Tout commence par une journée d’anniversaire particulière où Florence, mère divorcée, se rend à l’église avec le reste de sa famille. Déprimée et lessivée par son train-train quotidien, elle mène une vie qui lui pèse chaque jour un peu plus. Sans oublier que cela fait deux ans de cela qu’elle a arrêté de participer aux jeux de rôle, activité qu’elle pratiquait depuis de nombreuses années et qui représentait une importante partie de son existence et de ses souvenirs.
Mais voilà qu’en ce jour de célébration des 70 ans de sacerdoce de l’Oncle M., lors de la messe où tout l’entourage très pieux de l’auteure est présent, celle-ci va entamer un tournant aussi brusque qu’inattendu dans sa vie.
Florence décide de donner vie à Cigish, personnage qu’elle incarnait durant ces sessions de JDR dont elle est si nostalgique. Fini la gentille maman fatiguée, terminé la prof de dessin sympa, maintenant elle sera un nain du Mordor, necromancien-prophète-astrologue. Elle suivra sa fiche personnage à 200%. Elle sera le Mal!
C’est ainsi que commence l’écriture de saynètes publiées régulièrement sur son blog Cigish et le sacrilège, où F.Dupré la Tour navigue entre la fiction et l’autobiographie en se mettant totalement à nu. Elle y explique ses doutes sur la religion dans laquelle elle baigne depuis toute petite et qu’elle a accepté sans jamais vraiment s’interroger des raisons de ses croyances, les préjugés sur les rôlistes que l’on perçoit souvent comme des gens tordus et parfois un peu cinglés, et nous dévoile même le milieu de l’édition et le travail d’auteur de bd sans aucun tabou. Aucune limite pour Florence-Cigish, qui n’hésite pas à incendier les éditeurs, se moquer des fans du neuvième art et qui taille un sacré costume au festival d’Angoulême et à ses visiteurs.
Mais là où l’auteure frappe très très fort, en plus de sa thématique et de son support originaux, c’est qu’elle va s’approprier les armes du web sur lequel elle publie ses planches en incluant les personnes qui commentent et même les trolls dans son quotidien, à travers sa bd.
En effet, cette autobiographie ne se contente pas d’évoquer des faits passés mais se construit au jour le jour. A la manière d’un jeu de rôle grandeur nature, Florence invite ses lecteurs à suivre le cours de sa vie mais aussi à l’influencer, en bien comme en mal.

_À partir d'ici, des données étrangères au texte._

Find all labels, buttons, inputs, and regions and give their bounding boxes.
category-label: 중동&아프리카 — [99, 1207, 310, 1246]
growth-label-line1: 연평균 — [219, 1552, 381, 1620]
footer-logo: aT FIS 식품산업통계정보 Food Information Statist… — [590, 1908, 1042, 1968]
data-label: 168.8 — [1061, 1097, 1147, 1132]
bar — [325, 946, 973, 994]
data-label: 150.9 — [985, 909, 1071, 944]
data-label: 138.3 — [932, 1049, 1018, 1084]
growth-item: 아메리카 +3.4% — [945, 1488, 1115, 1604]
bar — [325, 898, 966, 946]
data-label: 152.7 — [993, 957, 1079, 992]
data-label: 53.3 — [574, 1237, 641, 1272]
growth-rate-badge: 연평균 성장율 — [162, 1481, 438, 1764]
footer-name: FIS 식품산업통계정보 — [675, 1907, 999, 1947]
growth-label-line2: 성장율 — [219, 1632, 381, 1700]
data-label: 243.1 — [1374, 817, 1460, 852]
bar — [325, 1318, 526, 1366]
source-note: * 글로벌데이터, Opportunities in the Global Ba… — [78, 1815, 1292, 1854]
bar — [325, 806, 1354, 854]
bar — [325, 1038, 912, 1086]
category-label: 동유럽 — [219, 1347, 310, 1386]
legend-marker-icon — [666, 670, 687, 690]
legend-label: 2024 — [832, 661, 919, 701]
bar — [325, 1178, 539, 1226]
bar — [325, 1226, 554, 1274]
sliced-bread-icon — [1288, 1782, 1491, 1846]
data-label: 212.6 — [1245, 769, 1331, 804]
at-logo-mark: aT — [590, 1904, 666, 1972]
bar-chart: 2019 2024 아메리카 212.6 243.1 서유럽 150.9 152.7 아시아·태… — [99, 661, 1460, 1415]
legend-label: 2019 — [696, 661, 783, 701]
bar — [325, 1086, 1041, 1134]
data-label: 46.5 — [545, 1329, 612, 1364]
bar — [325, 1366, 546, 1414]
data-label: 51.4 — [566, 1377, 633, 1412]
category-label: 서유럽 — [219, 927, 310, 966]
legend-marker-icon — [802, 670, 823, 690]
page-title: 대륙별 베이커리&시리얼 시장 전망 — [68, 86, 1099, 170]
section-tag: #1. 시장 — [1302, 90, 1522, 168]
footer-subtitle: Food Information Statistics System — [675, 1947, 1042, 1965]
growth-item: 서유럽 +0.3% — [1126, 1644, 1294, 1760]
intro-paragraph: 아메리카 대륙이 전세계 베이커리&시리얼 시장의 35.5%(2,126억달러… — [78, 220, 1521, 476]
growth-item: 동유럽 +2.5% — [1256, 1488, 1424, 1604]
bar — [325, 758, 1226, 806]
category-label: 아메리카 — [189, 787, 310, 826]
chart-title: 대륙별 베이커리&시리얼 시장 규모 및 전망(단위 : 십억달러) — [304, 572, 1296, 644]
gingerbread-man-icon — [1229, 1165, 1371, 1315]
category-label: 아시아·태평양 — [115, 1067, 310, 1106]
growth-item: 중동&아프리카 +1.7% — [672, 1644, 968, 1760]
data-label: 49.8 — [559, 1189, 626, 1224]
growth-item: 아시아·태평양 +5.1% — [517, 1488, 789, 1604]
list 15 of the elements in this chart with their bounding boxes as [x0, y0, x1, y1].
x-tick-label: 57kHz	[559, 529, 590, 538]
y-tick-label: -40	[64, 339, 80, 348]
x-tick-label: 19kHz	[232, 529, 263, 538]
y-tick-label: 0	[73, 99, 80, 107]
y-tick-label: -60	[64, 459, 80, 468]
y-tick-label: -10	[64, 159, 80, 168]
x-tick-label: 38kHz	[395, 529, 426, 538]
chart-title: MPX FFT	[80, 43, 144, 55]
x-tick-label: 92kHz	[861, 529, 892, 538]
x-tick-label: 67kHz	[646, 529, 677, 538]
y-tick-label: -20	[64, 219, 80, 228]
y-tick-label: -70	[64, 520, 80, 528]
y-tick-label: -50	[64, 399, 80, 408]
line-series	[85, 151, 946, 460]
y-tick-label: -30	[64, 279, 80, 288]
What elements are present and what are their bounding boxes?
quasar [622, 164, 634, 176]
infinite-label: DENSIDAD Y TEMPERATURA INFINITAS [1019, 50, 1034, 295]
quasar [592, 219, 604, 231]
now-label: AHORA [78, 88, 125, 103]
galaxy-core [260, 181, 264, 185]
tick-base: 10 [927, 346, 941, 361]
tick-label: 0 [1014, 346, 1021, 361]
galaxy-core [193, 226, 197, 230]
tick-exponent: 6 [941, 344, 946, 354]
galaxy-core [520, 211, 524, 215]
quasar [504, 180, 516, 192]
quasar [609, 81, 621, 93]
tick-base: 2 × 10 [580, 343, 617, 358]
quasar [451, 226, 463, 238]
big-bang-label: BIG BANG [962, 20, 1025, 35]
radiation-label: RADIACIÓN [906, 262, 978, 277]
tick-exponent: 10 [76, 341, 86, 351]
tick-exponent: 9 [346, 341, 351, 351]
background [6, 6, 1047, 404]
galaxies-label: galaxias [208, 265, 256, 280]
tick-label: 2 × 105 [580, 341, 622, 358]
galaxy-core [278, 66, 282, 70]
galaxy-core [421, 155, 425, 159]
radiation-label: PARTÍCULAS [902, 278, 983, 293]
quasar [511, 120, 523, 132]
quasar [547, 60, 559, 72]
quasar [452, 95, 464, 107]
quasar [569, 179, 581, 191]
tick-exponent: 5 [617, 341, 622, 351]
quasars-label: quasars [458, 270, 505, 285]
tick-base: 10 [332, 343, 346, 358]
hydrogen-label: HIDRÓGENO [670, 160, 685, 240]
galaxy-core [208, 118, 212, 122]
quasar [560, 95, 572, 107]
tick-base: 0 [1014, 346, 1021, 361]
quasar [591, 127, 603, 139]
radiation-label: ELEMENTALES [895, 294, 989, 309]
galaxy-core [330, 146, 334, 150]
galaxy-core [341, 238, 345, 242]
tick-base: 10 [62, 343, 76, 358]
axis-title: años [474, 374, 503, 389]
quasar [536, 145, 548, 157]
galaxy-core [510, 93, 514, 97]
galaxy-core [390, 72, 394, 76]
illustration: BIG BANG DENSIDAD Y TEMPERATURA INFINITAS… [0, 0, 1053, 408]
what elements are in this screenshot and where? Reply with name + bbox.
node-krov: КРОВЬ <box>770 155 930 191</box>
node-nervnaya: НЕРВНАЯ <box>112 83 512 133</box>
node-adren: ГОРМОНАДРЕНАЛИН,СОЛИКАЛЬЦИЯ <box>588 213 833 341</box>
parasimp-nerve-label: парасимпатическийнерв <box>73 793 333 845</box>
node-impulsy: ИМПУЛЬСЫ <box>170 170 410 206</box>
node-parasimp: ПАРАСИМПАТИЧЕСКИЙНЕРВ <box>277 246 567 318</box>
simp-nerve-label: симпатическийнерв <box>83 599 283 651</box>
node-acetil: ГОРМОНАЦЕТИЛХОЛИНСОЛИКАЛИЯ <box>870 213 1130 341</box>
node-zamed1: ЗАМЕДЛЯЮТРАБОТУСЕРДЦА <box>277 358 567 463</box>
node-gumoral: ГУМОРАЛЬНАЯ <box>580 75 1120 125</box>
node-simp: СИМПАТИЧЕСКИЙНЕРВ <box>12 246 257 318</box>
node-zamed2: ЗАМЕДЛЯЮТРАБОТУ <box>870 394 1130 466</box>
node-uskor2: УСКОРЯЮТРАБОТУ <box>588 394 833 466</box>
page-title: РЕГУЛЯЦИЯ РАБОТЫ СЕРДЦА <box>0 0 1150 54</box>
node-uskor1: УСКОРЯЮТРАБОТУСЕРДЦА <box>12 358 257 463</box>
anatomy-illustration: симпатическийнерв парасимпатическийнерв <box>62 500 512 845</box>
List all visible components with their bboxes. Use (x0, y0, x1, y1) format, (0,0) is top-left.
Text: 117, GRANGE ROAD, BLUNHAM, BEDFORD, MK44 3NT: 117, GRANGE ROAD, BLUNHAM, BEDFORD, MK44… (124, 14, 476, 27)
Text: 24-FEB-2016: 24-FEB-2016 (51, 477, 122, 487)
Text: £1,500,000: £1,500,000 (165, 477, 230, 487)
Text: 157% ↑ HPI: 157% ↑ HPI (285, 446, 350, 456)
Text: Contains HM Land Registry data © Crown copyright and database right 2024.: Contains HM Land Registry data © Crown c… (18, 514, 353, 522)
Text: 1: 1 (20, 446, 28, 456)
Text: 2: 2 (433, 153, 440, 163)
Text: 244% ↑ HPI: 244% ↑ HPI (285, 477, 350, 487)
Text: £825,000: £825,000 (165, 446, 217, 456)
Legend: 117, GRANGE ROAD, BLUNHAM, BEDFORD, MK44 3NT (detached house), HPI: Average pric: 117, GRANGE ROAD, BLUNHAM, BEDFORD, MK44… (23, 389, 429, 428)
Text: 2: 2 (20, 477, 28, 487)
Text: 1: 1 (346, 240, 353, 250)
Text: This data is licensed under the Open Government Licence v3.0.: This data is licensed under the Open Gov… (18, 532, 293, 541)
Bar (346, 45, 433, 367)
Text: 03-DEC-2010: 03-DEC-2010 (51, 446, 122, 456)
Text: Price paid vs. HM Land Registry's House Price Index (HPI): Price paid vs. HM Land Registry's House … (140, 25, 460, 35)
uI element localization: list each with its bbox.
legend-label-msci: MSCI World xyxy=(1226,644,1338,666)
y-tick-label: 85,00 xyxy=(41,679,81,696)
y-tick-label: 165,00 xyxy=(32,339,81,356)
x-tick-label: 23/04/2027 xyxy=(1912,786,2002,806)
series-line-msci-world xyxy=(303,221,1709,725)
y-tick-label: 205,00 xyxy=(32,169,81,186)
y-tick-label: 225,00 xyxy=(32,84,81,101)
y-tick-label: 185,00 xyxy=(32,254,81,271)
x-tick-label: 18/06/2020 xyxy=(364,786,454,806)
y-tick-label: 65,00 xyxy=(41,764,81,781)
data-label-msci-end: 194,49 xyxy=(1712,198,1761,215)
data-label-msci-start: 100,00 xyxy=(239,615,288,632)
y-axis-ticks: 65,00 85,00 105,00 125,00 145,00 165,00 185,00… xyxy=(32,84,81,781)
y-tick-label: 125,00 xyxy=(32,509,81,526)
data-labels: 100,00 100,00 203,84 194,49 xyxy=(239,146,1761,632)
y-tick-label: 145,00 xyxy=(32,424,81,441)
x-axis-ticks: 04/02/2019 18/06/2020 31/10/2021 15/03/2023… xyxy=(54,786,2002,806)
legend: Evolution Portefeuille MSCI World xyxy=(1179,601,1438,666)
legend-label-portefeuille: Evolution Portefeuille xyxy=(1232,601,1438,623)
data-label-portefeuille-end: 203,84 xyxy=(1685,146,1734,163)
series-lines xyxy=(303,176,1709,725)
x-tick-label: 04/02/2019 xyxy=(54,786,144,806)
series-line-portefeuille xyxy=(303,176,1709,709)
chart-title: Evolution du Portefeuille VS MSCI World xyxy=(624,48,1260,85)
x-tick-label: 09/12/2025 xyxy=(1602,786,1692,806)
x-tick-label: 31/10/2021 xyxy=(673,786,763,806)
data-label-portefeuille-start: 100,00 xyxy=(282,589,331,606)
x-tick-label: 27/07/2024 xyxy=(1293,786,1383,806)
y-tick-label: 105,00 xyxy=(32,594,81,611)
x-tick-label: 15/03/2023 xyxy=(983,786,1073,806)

Au cours de la lecture de Cigish ou le Maitre de Je, un malaise s’instaure parfois, car les repères sont si habillement brouillés que l’on ne sait réellement plus si ce qu’on lit est la réalité ou le délire fantasmé de Cigish. L’auteure se met dans des situations impossibles, poussée par le désir d’incarner à fond son personnage malveillant, jusqu’à parfois frôler le point de non retour. Et elle ne s’en cache pas dans ce roman graphique d’un genre nouveau, au contraire elle s’en délecte même.
Mais par le biais des réactions engendrées par ses actes, elle dénonce également la perfidie malsaine du net et des gens qui y gravitent. Car les commentaires sont aussi bien élogieux qu’incendiaires, et parfois poussent Florence à aller encore plus loin pour le plaisir du spectacle, en oubliant qu’elle est bel et bien un être humain et non pas simplement une fiction sans âme. Les actes, les paroles, tout ceci semble bien loin à travers un écran, la prise de conscience est absente et seul demeure le penchant de l’Homme pour le scandale.On y apprend aussi beaucoup sur le jeu de rôle et les personnes qui en sont passionnées et qui sont souvent perçues comme des geeks insupportables ou des no-lifes totalement déconnectés de la réalité. A travers ces relations contradictoires entre vie concrète et vie rêvée, aventure et routine, on découvre une facette d’un univers encerclé par de nombreux préjugés et ce en totale immersion à travers les yeux de l’auteure.
Entre escroquerie-web parfaitement menée, auto-trolling et autobiographie moderne et agressive, Cigish ou le Maitre du Je sort décidément des sentiers battus. A travers cet essai existentiel, Florence Dupré la Tour a littéralement donné naissance à un nouveau genre dans le monde de la bande-dessinée. Un bouquin ovni parfois scandaleux, parfois touchant mais toujours avec un côté très humain dissimulé derrière le masque grimaçant d’un nain du Mordor un peu fêlé.